Project 7: High-temperature Stability in Harsh Environments – Hot Corrosion of Refractory Silicides

M.Sc. Katharina Beck

Supervisors: Prof. Mathias Galetz, Prof. Hans-Jürgen Seifert

Industrial high-temperature environments are characterized by a mixture of different reactive species, causing complex corrosion attacks. A particularly severe attack is induced by deposits of solid or liquid salts on the surface of compounds. These deposits usually are the result of impurities in combustion atmospheres. Oxygen, sulphur, calcium and sodium are of primary importance due to their ability to form sulphur dioxide, sulphur trioxide or sulphates. Corrosion processes involving salts, such as sulphates, are known as hot corrosion, with a distinction between Type I and Type II hot corrosion, depending on the temperature range and the occurring impairment. These mechanisms have barely been researched for silica-formers so far. It has been generally assumed that SiO2 layers protect the subjacent material against hot corrosion. However experiments have found protective oxide layers formed on SiC to form predominantly non-protective silica scales and sodium silicate in the presence of sodium sulphate.

Project 7 aims to systematically research the corrosion behaviour of Mo-Si-Ti-(B) substrates in order to develop a fundamental understanding of the underlying mechanisms. To this end, refractory bulk materials will be exposed first without and then with deposits consisting of Na2SO4 or CaSO4/CaO in controlled SO2-containing gas atmospheres. Building upon this, protective layer concepts such as Environmental Barrier Coatings (EBCs) using polymer-derived ceramic nanocomposites (PDC-NCs) will be evaluated. The new findings will enable the improvement of the corrosion behaviour of these bulk-materials by applying corrosion-protective coatings.

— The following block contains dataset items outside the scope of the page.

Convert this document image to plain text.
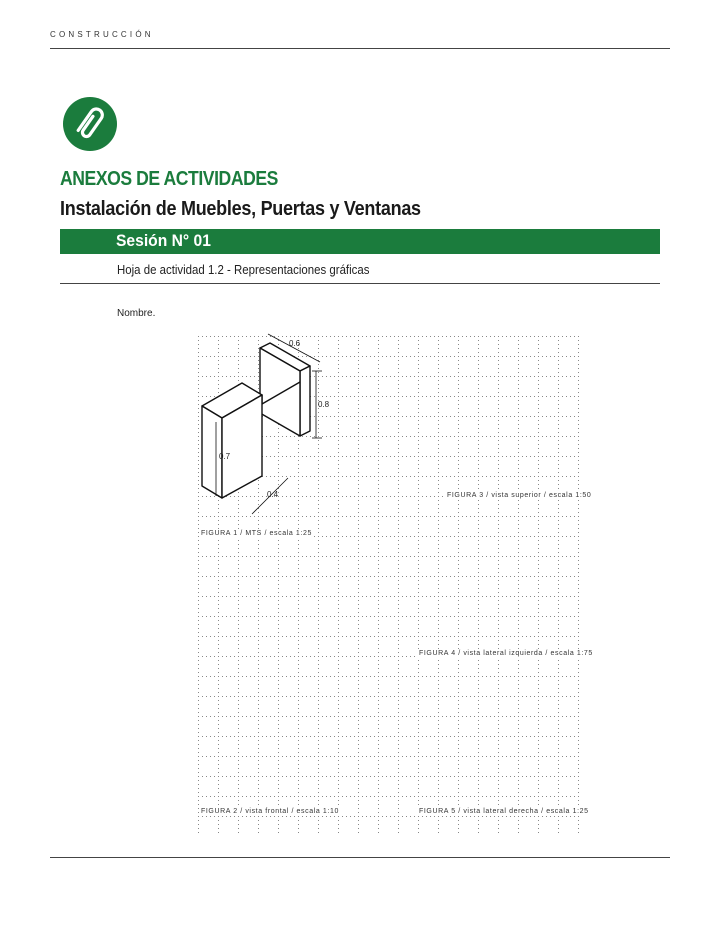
CONSTRUCCIÓN
ANEXOS DE ACTIVIDADES
Instalación de Muebles, Puertas y Ventanas
Sesión N° 01
Hoja de actividad 1.2 - Representaciones gráficas
Nombre.
0.6
0.8
0.7
0.4	FIGURA 3 / vista superior / escala 1:50
FIGURA 1 / MTS / escala 1:25
FIGURA 4 / vista lateral izquierda / escala 1:75
FIGURA 2 / vista frontal / escala 1:10	FIGURA 5 / vista lateral derecha / escala 1:25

The project will be carried out in cooperation with other subprojects; Projects 2 (PDC-NCs) and Project 8 (alloys) supply the bulk materials, utilizing the results of the corrosion experiments for further improvement. The corrosion attacks will be microstructurally evaluated (using TEM and APT) jointly with Project 3. The hot corrosion results complement the results from the pure oxidizing experiments carried out in Project 5. To develop a comprehensive understanding of the underlying corrosion mechanisms, the experimental work is supplemented with thermodynamic calculations from Project 11.